It’s Getting to Be No Fun Anymore

Spammers. Script kiddies who spend their time writing bots to deface websites. Internet frauders like the U.K.’s Peter Francis-Macrae (a.k.a. Weaselboy). People who deploy DDOS attacks.

They’re all getting to me, both figuratively and literally. Click below to enlarge how one of my installations of phpBB has been defaced.

phpBB Deface

Yeah, this gets on my tits in a big way, not because I got punk’d, but because of the very existance of these effin’ little pricks. And in fact, I’m convinced we’re literally talking about little pricks in the same manner as guys who drive around with big honkin’ muscle cars.

I’m fuming on all sorts of levels right now. For one, I’m pissed with developers of scripts like phpBB for fabricating such vulnerable trash. I’ve installed their scripts even though I could plainly see how they didn’t bother taking measures to prevent illicit admin access (e.g., storing passwords in a publicly accessible directory). But I have neither the time nor the inclination of coming up with my own script like a bulletin board to circumvent such shortfalls, nor is modifying their script to patch these vulnerabilities easy or obvious (not to mention how they’d only get overwritten in an upgrade). Secondly, I’m pissed at the time I have to spend to fix scripts because it amuses some losers to go around and causing havoc. And for what? The thrill. To be able to say they’ve done it. And then you have folk like me who have to waste countless hours undoing the shit they’ve done. And “shit” is the right word: It’s like someone coming to your home and defecating in the middle of your living room floor, and you’re left with the job of picking it up.
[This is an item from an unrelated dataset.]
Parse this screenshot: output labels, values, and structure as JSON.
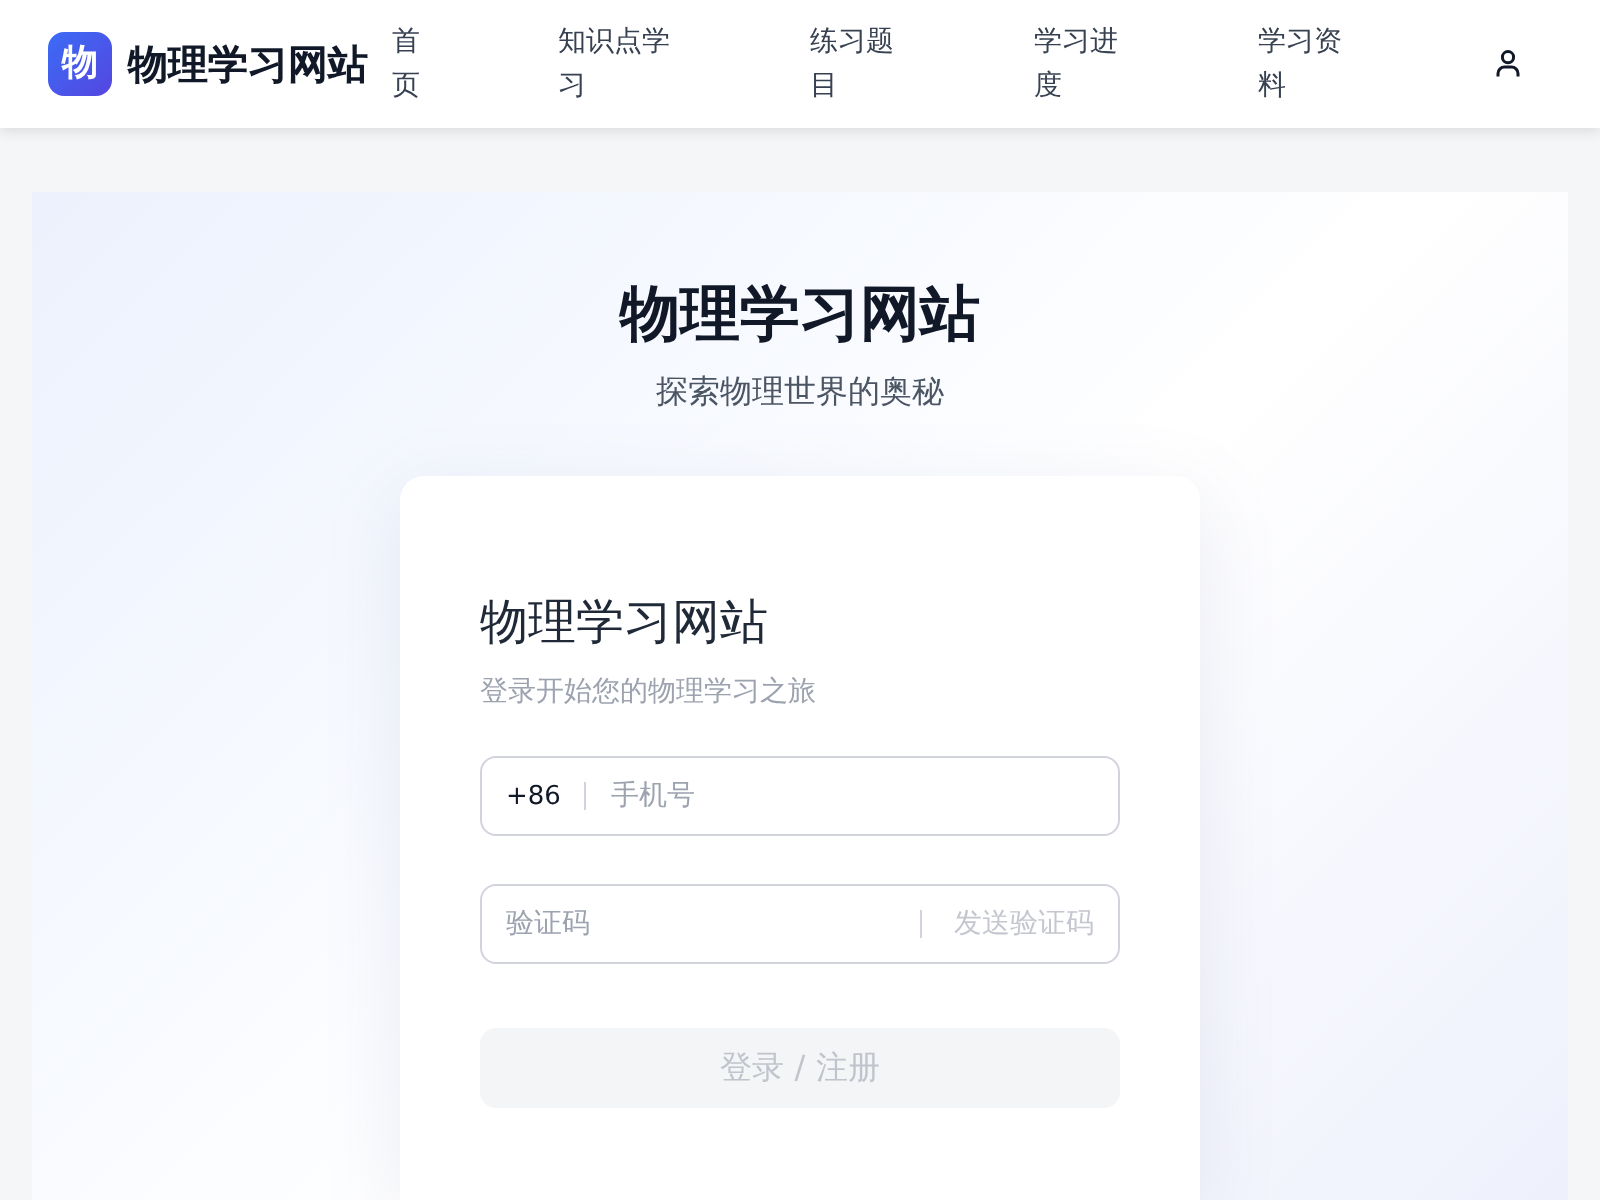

You start by searching the cause and source of the hack or defacement, how common it is, how it can be patched up and how it can be prevented from happening again. Judging from the number of other sites that look just like yours, you quickly figure out that you’re the victim of a very common defacement. But the vast majority of what you find to reverse the defacement is hopelessly unhelpful because it’s written by well-intended script kiddies who can only write in indecipherable geekspeak. And, of course, I recognize there’s a Catch 22: post too many explanations of the vulnerability and what was done to fix it, and hackers will use that information to launch another exploit. *ARRRGH*!!!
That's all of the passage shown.